Overview of Facial Technology:
Facial technology is a biometric identification process to identify, verify, and authenticate the person using facial features from any photo or video. Facial recognition system works on comparing facial biometric patterns of the face of interest with the database of known faces to find the match.
How Does Facial Technology Work?
Recognizing faces may seem a natural and easy-going process but creating the facial recognition technology from scratch is challenging. It is quite difficult to develop an algorithm which works well with varying conditions like large datasets, low illumination, pose variations, occlusion, varying poses, etc. Despite challenges during technology implementation, facial recognition technology is continuously increasing due to its non-invasive and contactless features.
So how does facial recognition system work? Technologies may vary, but here are the basic steps:
Step 1: Face Detection
The facial recognition process starts with the human face and the necessary facial features pattern of the person to be identified.The process starts with human eyes, which is one of the most accessible features to detect, and then it proceeds to detect eyebrows, nose, mouth, etc. by calculating the width of the nose, distance between the eyes, and the shape & size of mouth. Once it finds the facial region, multiple algorithm training is performed on large datasets to improve the algorithm’s accuracy to detect the faces and their positions.
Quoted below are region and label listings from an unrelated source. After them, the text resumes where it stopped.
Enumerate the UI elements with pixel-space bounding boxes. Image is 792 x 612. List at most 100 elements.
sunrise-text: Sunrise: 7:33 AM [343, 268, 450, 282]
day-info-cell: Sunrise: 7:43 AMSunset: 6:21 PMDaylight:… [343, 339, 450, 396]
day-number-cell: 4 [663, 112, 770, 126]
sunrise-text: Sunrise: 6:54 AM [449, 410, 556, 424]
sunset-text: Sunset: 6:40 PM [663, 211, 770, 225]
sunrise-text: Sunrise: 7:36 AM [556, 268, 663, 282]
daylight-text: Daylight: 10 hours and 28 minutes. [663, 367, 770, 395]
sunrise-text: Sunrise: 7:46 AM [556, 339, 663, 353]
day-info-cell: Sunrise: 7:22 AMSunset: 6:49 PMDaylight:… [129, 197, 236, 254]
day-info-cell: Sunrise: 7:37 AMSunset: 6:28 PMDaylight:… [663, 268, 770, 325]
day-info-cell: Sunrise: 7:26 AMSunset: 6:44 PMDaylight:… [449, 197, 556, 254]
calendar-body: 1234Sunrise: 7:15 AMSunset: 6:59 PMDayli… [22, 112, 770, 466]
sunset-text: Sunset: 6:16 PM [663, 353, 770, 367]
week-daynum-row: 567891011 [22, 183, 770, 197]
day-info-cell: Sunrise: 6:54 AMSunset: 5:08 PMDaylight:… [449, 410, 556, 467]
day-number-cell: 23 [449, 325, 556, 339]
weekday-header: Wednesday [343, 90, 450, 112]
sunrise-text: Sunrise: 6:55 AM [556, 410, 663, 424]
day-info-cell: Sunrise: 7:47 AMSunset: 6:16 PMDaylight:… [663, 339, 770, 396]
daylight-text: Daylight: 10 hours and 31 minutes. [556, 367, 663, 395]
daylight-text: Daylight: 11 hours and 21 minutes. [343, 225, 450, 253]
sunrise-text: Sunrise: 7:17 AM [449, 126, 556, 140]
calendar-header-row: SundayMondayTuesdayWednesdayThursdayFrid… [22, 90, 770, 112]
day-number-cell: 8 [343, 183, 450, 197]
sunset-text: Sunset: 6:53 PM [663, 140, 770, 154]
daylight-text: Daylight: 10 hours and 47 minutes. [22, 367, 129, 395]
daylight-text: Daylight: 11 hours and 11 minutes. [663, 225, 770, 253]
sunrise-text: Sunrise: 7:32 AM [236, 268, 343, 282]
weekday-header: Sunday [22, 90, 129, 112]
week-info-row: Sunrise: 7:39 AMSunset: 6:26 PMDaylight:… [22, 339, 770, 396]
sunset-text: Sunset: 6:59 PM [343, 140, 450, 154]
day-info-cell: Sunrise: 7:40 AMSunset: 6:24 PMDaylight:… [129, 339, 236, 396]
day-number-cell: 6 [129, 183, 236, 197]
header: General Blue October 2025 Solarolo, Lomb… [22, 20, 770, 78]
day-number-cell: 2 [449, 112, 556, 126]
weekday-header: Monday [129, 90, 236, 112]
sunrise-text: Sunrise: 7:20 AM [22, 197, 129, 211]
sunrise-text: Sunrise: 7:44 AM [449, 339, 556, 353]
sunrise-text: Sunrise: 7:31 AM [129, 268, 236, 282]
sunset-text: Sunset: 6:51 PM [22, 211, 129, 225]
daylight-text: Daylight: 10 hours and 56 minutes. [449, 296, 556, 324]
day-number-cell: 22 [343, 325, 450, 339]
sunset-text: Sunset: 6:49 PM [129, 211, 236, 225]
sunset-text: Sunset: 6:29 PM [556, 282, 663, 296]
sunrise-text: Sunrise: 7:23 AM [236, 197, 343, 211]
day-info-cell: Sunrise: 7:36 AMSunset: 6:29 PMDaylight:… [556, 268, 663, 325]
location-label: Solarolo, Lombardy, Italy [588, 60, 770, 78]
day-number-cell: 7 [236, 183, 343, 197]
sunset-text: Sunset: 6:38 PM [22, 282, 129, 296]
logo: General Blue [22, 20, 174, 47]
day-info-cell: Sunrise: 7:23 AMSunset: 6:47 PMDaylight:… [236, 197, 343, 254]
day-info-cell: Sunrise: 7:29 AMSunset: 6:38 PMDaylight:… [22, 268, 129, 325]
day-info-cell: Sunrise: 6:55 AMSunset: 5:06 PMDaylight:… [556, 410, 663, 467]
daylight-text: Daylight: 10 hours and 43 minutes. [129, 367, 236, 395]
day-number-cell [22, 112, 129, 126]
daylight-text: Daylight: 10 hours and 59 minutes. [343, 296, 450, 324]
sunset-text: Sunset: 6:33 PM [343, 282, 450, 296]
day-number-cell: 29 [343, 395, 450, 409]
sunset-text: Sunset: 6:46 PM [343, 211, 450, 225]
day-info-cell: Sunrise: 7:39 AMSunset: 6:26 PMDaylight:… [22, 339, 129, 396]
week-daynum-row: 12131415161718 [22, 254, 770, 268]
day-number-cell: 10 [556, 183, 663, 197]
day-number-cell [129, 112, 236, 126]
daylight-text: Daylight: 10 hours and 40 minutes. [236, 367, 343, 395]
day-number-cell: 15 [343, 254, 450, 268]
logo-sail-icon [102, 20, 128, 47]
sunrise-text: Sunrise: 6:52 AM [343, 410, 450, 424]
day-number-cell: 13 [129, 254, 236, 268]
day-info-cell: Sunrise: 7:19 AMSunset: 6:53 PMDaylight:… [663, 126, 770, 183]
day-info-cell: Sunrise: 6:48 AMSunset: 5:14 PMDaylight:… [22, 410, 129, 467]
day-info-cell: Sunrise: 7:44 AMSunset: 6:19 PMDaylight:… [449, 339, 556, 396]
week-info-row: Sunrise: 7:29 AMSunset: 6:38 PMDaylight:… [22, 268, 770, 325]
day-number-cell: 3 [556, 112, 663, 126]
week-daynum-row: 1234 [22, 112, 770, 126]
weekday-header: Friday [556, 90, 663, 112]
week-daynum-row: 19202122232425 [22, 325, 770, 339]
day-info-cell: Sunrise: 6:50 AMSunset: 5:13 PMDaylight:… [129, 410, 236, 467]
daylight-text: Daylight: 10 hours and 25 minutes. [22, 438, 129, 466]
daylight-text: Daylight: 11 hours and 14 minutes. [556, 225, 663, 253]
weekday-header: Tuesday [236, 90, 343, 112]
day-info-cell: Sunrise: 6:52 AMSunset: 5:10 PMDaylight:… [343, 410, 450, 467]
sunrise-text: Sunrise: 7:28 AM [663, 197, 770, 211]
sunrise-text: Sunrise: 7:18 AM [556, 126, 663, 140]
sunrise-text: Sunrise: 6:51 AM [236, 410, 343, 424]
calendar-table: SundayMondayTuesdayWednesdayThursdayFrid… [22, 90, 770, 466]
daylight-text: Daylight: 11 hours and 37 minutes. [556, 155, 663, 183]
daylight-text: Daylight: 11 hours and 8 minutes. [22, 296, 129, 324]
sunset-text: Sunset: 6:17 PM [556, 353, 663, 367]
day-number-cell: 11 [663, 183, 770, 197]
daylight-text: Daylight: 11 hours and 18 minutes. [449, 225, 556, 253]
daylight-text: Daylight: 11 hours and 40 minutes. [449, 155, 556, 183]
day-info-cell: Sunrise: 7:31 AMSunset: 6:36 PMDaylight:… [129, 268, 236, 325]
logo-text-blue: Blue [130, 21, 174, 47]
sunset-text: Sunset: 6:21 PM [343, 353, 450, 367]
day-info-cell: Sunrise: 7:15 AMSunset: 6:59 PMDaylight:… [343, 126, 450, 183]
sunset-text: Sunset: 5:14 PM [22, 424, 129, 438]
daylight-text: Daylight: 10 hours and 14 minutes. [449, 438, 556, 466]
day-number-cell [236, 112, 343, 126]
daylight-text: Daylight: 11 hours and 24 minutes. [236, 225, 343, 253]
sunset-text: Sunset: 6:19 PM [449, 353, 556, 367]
Step 2: Feature Extraction
Once the face is detected, the software is trained with the help of computer vision algorithms to detect the facial landmarks (eyebrow corners, eyes gap, tip of the nose, mouth corners, etc.) Each landmark is considered as nodal points, and each face has approximately 80 nodal points. These landmarks are the key to distinguish each face present in the database.
After this, the registered face in the database is adjusted in position, size and scale to match with user’s face. It would help whenever the user’s face moves or expression changes; the software will accurately recognize it.
Step 3: Face Representation
When the facial feature is extracted, and landmarks, face position, orientation & all key elements are fed into the software, the software generates a unique feature vector for each face in the numeric form. These numeric codes are also called Faceprint, similar to Fingerprint in contact biometric system. Each code uniquely identifies the person among all the others in the training dataset. The feature vector is then used to search through the entire database of enrolled users during the face detection process.
Step 4: Face Matching
After generating the unique vector code, it is compared against the faces in the database. The database has all the information of registered users. If the software identifies the match for exact feature in the database, it provides all the person’s details. If the compared featured vector value is below a certain threshold value, the feature-based classifier returns the id of the match found in the database.
The process to compare one face to another face in the database or one-to-one mapping (1:1) is called Face Verification. But, if we compare one face to all the faces/ images from the database (1: N) to find the potential match, it’s called Face Identification.
Use of artificial intelligence and machine learning technologies has made the facial recognition process carried out in real-time. The algorithm captures incoming 2D & 3D images depending upon device’s characteristics and analyses it using algorithmic scale without any error by matching it with the database image. The integration of smart technologies with high computing techniques makes the facial biometric system one of the safest and reliable online identity verification solutions.